Although the incident in the William Clarke stand appeared to be more serious, with spectators forced to take avoiding action as sparks flew around their feet, what appeared to be the remains of a discharged firework was visible between the boundary rope and the advertising boards, close to Lee's fielding position. Within moments, Waugh told the umpires, George Sharp and Neil Mallender, of his intention to lead his team off and the Australians left the field, with the match held up for 20 minutes before the final five overs of the Pakistan innings could be bowled.

David Collier, Nottinghamshire's chief executive and one of five people on the ground overseeing security, described the object that landed near Lee as a cardboard canister but the player himself was adamant a firework had exploded near him.

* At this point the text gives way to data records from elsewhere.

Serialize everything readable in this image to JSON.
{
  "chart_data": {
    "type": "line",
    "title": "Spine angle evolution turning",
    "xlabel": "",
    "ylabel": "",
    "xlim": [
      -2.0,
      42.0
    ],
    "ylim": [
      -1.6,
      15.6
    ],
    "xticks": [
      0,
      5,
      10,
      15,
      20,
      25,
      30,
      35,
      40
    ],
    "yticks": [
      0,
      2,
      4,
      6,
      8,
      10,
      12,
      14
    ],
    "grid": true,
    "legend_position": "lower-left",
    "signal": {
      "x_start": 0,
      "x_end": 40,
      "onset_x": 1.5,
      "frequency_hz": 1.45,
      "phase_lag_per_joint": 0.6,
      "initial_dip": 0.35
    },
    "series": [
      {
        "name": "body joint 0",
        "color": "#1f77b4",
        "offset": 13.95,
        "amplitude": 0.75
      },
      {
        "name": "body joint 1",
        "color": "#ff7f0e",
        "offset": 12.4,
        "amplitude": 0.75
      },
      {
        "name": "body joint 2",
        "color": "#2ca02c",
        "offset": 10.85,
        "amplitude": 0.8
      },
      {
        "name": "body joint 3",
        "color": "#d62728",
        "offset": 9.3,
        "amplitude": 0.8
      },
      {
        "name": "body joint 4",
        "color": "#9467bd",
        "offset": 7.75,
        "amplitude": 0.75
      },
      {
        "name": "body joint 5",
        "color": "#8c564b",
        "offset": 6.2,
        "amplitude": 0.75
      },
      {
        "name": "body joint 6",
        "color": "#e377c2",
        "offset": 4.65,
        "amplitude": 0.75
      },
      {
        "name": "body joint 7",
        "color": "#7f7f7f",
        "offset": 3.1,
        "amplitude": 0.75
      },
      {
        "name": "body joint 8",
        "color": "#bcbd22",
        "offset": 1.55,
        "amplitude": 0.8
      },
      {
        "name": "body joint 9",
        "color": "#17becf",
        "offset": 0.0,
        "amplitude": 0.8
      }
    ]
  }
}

Steve Bernard, the Australian tour manager, said: "There was a firework and Brett said it was live. It was difficult for him to feel comfortable fielding down there and so Steve [Waugh] decided to take the players off, as he said he would if he believed their safety was threatened.

"A meeting then took place with the match referee and the team management and after assurances were given that security would be stepped up in the areas of the ground where the fireworks had gone off we agreed to resume the match. We said that if another firework went off the players would come off again and the innings would not be completed."

No arrests were made as a result of the firework incidents but announcements were made over the public address in both English and Urdu, explaining why play had been suspended and warning spectators to remain in their seats and not to ignite any further fireworks, several of which had gone off earlier as Pakistan progressed towards a total of 290 for 9 from their 50 overs in front of a 14,000 sell-out crowd. A substantial number demonstrated their allegiance to Pakistan by waving flags, sounding whistles and klaxons continuously, a police spokesman described the atmosphere at that stage as "relatively good natured".

The after-match presentations were scheduled to take place inside the pavilion rather than on the balcony in the hope that spectators would have no reason to gather outside.

Bernard said the Australians had been satisfied with the efforts of Nottinghamshire staff to minimise the risk to players during the match, even though fireworks had been brought into the stadium in spite of bag searches on the gates.

Speaking before the fireworks were let off, Richard Caborn, the new sports minister, had said that the Government would oppose any measures that would change the "traditional atmosphere" on English grounds.

Caborn, who came here to see the crowd control tactics being employed, dismissed as "Draconian" suggestions by Lord MacLaurin, the chairman of the England and Wales Cricket Board, that stewards with "snarling dogs" should be deployed to prevent scenes such as were witnessed at Headingley on Sunday.

"I would hope that we don't have to move down that course of dogs and high wire fences to see a game of cricket in England," he said.